Clearly, predominantly white college campuses are not immune from these problems. We remember the unrest at the University of Missouri, with complaints of cotton balls distributed outside of the Black Culture Center, racial slur graffiti and reported pickup truck riders taunting a black student. We remember the feces Swastika. We remember Emma Sulkowicz carrying a mattress as protest of Columbia University’s handling of her accused rapist and her safety after reporting the assault. Higher education, in general, needs work on intersectional issues. We know that part of white supremacy is actively painting black aberrance as fundamentally more flawed because mainstream culture teaches that black people are inherently worse than everyone else.
Admittedly, HBCUs have always cultivated progressive minds and demonstrated a commitment to moving society from how it is to how it should be. Spelman College not only suspended a Bill Cosby endowed professorship, they terminated the opportunity amidst mounting evidence of Cosby’s habitual sexual assaults. Despite a $2 million donation to Central State University, the school covered up Cosby’s name on one of its campus buildings. But these individual instances won’t change the culture of othering so many HBCU campuses thrive upon.
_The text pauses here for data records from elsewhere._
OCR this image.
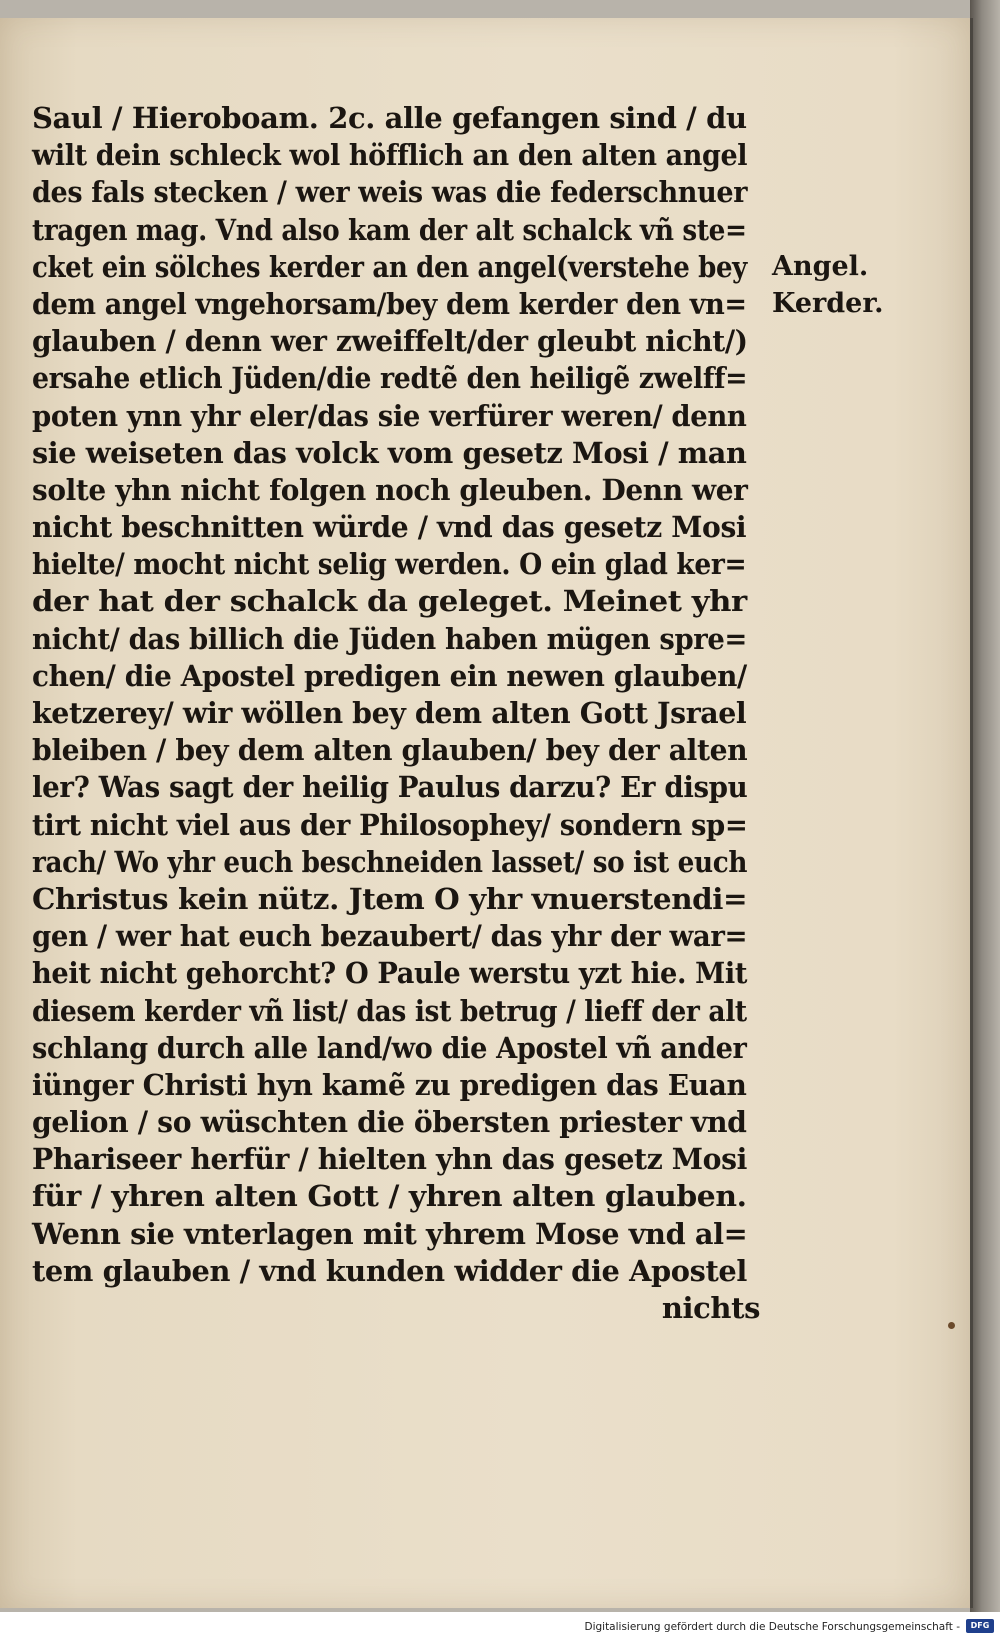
Saul / Hieroboam. 2c. alle gefangen sind / du
wilt dein schleck wol höfflich an den alten angel
des fals stecken / wer weis was die federschnuer
tragen mag. Vnd also kam der alt schalck vñ ste=
cket ein sölches kerder an den angel(verstehe bey
dem angel vngehorsam/bey dem kerder den vn=
glauben / denn wer zweiffelt/der gleubt nicht/)
ersahe etlich Jüden/die redtẽ den heiligẽ zwelff=
poten ynn yhr eler/das sie verfürer weren/ denn
sie weiseten das volck vom gesetz Mosi / man
solte yhn nicht folgen noch gleuben. Denn wer
nicht beschnitten würde / vnd das gesetz Mosi
hielte/ mocht nicht selig werden. O ein glad ker=
der hat der schalck da geleget. Meinet yhr
nicht/ das billich die Jüden haben mügen spre=
chen/ die Apostel predigen ein newen glauben/
ketzerey/ wir wöllen bey dem alten Gott Jsrael
bleiben / bey dem alten glauben/ bey der alten
ler? Was sagt der heilig Paulus darzu? Er dispu
tirt nicht viel aus der Philosophey/ sondern sp=
rach/ Wo yhr euch beschneiden lasset/ so ist euch
Christus kein nütz. Jtem O yhr vnuerstendi=
gen / wer hat euch bezaubert/ das yhr der war=
heit nicht gehorcht? O Paule werstu yzt hie. Mit
diesem kerder vñ list/ das ist betrug / lieff der alt
schlang durch alle land/wo die Apostel vñ ander
iünger Christi hyn kamẽ zu predigen das Euan
gelion / so wüschten die öbersten priester vnd
Phariseer herfür / hielten yhn das gesetz Mosi
für / yhren alten Gott / yhren alten glauben.
Wenn sie vnterlagen mit yhrem Mose vnd al=
tem glauben / vnd kunden widder die Apostel
nichts
Angel.
Kerder.
Digitalisierung gefördert durch die Deutsche Forschungsgemeinschaft -	DFG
For those involved with or committed to HBCU sustainability and development, we can no longer claim de facto “woke” status while minimizing the humanity of so many in our own community. Our rising enrollment tide should lift all campus community members’ boats. Failure to do so could leave the appearance of normalcy, but like dry drowning, prove terribly dangerous.
Imani J. Jackson, a policy adviser and journalist, is a proud Grambling State University and Florida A&M University College of Law graduate.